Interleukin-6 (IL-6) signaling modes and their renal targets. The classic signaling takes place in podocytes expressing the membrane-bound IL-6 receptor (IL-6R) and may help maintaining the integrity of the glomerular filtration barrier. The trans-signaling recruits the soluble IL-6R (sIL-6R) generated by proteolytic cleavage involving the proteases ADAM17 and ADAM10. This type of signaling affects any kidney cell expressing gp130 independently on the presence of mIL-6R. The trans-presentation (cluster) mode may involve renal dendritic cells in local interactions with proinflammatory Th17 cells, in analogy to the reported trans-presentation setting in the brain tissue (16). The autocrine IL-6 signaling may occur intracellularly in cell types expressing IL-6, IL-6R, and gp130 simultaneously and likely contributes to pro-inflammatory immune cell reactions; although its role in the kidney requires further elucidation (15).
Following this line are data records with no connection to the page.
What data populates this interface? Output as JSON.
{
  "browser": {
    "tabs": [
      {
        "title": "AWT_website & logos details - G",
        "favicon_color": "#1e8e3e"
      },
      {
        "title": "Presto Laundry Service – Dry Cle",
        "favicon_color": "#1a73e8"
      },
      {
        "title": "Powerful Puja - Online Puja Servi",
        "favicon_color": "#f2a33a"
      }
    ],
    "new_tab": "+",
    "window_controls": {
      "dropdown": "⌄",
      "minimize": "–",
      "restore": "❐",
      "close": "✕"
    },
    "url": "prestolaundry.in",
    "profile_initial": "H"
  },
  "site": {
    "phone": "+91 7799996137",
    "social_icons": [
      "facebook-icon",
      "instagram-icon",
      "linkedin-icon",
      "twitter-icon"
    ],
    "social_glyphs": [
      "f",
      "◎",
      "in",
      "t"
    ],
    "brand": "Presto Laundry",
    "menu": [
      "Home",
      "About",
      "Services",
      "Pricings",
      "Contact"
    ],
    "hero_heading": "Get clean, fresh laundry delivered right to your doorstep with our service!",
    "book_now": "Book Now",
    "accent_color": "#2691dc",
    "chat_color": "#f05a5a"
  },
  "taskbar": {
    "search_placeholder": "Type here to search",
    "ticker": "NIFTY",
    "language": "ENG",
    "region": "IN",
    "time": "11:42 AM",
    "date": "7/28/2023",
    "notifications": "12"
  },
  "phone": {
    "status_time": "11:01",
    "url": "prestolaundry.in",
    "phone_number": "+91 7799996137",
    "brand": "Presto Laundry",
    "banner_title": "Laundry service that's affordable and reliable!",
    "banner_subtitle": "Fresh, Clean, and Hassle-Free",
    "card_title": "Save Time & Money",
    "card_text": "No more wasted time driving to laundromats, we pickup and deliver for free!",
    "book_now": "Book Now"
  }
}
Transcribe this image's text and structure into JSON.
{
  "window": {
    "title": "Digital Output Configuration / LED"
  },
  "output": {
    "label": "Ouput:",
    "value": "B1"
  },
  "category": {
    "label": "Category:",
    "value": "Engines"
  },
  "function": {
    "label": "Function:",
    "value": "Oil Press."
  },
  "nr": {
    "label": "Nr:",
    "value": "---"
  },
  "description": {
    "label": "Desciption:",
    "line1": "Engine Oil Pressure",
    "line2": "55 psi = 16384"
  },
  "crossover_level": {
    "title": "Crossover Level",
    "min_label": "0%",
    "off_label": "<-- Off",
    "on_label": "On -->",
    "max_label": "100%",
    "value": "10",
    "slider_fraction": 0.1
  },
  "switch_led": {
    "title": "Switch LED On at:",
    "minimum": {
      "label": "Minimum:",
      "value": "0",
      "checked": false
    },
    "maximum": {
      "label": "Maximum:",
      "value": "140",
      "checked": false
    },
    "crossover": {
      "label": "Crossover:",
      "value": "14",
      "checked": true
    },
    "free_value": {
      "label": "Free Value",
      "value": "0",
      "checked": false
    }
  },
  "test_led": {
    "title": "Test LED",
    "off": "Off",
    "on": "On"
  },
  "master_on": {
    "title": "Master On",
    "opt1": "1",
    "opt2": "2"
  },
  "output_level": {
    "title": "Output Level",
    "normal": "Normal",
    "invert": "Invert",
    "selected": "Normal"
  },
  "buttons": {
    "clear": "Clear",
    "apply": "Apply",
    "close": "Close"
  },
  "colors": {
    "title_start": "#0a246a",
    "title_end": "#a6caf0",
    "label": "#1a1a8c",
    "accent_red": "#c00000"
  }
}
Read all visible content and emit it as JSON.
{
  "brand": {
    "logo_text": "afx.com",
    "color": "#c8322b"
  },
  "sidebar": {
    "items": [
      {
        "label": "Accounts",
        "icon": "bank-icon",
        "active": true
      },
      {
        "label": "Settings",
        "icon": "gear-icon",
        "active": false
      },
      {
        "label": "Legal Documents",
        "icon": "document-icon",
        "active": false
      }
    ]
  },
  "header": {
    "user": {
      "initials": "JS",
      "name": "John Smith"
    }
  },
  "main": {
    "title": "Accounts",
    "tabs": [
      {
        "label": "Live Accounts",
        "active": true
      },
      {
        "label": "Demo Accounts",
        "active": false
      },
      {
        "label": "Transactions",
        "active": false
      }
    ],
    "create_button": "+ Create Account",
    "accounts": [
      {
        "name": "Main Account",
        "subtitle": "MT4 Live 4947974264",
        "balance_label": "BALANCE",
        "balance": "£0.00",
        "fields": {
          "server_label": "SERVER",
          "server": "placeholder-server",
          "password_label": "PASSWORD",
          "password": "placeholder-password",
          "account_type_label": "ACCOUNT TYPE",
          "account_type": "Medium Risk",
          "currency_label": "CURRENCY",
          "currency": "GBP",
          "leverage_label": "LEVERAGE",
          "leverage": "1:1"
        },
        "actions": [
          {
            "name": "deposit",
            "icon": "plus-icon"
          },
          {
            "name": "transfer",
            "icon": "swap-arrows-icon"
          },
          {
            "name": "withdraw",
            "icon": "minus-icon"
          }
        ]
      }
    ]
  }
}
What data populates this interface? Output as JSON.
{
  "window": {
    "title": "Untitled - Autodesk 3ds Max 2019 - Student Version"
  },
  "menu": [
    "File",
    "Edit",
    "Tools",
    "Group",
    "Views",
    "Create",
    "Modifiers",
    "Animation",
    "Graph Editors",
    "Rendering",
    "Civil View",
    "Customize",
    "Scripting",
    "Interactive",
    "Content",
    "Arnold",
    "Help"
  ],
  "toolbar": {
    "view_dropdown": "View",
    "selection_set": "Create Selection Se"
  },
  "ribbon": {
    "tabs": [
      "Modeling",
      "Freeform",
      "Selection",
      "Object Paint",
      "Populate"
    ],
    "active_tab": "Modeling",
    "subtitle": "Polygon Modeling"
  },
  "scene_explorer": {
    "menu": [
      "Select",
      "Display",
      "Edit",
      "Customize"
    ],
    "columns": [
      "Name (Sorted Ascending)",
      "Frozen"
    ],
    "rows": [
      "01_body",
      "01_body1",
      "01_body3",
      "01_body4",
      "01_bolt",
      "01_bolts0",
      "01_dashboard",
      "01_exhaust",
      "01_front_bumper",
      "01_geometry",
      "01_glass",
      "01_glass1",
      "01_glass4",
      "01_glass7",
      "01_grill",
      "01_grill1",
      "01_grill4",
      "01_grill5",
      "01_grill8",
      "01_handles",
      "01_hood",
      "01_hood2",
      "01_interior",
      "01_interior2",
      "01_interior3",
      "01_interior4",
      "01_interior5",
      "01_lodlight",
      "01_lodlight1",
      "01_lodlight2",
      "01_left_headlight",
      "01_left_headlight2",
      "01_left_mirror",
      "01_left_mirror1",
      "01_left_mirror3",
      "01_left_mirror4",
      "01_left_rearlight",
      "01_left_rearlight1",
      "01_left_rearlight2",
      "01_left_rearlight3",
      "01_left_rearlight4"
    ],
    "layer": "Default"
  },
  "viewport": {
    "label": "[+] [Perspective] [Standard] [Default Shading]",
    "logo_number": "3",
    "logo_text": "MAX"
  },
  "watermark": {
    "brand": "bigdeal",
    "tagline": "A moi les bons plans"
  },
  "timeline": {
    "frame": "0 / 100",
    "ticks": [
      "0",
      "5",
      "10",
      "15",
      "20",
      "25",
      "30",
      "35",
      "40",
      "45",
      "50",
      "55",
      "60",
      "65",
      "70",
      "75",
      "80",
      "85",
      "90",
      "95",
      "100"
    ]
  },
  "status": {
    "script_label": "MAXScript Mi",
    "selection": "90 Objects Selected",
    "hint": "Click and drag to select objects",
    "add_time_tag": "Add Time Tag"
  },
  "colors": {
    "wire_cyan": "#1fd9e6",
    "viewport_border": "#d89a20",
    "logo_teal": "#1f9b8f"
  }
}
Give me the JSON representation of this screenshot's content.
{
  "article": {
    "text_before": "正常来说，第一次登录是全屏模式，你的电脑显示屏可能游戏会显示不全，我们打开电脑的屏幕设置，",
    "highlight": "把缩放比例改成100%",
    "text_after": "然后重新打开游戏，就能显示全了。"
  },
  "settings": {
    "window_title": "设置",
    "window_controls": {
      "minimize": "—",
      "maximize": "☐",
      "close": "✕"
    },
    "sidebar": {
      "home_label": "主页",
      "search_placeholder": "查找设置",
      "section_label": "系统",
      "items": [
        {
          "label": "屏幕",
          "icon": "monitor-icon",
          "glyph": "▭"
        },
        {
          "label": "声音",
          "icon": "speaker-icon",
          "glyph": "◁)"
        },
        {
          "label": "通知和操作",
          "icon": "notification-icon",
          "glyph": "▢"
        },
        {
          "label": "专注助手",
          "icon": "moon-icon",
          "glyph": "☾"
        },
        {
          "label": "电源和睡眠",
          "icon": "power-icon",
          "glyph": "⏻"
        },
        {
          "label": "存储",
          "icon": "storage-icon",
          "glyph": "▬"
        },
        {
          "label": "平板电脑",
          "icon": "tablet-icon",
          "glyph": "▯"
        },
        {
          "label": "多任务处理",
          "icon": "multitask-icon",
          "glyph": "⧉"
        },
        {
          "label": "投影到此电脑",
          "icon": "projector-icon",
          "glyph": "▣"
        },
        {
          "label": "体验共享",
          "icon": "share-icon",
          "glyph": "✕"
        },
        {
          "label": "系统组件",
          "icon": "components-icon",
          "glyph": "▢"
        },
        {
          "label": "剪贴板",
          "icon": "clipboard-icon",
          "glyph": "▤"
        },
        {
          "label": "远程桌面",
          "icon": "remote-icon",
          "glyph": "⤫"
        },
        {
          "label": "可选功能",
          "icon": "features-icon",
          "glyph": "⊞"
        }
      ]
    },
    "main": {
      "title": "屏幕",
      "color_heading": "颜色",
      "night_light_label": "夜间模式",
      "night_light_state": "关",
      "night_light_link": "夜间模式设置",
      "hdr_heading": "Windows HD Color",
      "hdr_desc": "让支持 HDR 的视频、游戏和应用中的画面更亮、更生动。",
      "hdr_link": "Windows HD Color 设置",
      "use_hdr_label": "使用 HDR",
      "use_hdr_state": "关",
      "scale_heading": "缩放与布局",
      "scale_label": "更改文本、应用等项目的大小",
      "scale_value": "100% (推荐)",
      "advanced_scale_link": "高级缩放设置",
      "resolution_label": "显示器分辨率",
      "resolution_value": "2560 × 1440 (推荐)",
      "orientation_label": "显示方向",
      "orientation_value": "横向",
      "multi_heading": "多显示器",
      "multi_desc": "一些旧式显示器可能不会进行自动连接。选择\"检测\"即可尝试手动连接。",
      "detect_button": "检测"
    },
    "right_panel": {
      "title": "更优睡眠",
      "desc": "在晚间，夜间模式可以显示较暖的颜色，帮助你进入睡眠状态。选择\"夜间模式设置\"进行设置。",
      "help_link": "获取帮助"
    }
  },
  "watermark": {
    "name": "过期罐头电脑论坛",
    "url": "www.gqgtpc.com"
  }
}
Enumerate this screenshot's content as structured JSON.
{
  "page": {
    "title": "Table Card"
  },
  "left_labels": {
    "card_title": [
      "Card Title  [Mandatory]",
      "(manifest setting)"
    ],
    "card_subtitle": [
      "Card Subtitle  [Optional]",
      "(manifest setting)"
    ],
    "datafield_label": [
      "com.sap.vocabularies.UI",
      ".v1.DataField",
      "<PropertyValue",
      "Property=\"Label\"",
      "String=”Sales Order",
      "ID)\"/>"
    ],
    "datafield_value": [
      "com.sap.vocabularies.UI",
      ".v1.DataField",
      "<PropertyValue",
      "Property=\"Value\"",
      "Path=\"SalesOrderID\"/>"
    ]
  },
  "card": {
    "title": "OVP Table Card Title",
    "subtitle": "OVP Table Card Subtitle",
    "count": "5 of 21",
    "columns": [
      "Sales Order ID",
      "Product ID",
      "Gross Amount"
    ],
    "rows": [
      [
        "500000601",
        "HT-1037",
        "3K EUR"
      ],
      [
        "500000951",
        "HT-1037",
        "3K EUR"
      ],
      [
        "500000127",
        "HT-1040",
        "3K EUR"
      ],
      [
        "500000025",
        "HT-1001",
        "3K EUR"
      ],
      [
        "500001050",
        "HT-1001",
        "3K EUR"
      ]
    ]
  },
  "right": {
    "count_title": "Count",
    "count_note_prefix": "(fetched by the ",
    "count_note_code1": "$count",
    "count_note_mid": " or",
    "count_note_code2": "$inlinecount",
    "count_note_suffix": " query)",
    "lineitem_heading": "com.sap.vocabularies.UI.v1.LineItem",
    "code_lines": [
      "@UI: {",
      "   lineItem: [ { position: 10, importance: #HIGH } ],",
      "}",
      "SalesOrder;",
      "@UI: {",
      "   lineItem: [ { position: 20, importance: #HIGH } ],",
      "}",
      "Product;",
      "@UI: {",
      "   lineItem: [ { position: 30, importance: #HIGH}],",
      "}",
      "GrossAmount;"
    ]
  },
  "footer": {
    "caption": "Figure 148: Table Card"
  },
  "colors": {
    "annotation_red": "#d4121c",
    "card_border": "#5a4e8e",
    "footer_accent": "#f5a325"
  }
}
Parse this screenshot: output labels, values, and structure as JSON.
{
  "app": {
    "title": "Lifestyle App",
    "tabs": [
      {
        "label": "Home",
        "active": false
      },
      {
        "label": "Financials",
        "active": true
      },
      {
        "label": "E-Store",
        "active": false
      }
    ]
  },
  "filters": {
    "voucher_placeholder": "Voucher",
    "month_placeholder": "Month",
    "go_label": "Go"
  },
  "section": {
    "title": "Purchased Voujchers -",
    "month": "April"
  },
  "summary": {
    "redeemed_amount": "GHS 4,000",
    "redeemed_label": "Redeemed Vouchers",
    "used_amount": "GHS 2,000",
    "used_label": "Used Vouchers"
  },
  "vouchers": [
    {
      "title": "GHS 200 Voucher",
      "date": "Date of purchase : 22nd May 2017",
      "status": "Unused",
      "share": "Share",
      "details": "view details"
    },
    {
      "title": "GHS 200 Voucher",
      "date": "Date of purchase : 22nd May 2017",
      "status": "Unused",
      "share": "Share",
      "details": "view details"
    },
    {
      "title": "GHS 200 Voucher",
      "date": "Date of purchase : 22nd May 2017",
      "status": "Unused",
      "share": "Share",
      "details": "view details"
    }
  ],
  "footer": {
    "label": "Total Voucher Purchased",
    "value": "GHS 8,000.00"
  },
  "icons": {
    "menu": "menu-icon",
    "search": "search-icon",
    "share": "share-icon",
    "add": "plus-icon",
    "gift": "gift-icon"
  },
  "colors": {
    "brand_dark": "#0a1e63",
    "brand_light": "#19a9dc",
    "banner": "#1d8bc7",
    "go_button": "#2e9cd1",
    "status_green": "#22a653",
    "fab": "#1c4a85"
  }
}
While effects of the classic and trans-signaling pathways in the kidney have been well documented, the relevance of the trans-presentation and autocrine signaling modes in the renal physiology and pathophysiology remains speculative.

Figure 2

Distinct types of interleukin 6 (IL-6) signaling inhibition in therapeutic approaches. The four panels depict mechanisms of IL-6 signaling suppression utilized by monoclonal antibodies to IL-6 (left upper panel), monoclonal antibodies to IL-6 receptor (IL-6R; right upper panel), modified soluble glycoprotein 130 (gp130) variant (olamkicept; left lower panel), and small molecule inhibitors of Janus Kinases (JAK) – Signal Transducer and Activator of Transcription 3 (STAT3). The representative clinically relevant drugs are mentioned at respective panels.

Figure 3

Local and systemic pathophysiologic effects of IL-6 signaling during kidney injury. Acute or chronic hypoxic and metabolic stress of renal tissue breaks intact energy and protein homeostasis in kidney epithelia causing endoplasmic reticulum stress with unfolded protein response. Injured cells signal via enhanced IL-6 secretion thus attracting local immune cells. Decompensation of cell protective adaptations lead to apoptosis of renal tubular cells and release of Damage-Associated Molecular Patterns (DAMP) further enhancing the local immune response. Both IL-6 and DAMP induce invasion of T-cells and monocytes followed by predominant acquisition of pro-inflammatory Th17 and M1 phenotypes. The infiltrating immune cells produce IL-6 and other pro-inflammatory cytokines thus adding to local sterile inflammation of renal tissue. Later migration of antigen-presenting cells exposed to DAMP to lymphatic nodes may trigger production of autoantibodies by B-cells. Finally, the inflamed kidney tissue delivers substantial amounts of IL-6 into the blood thus provoking systemic inflammation.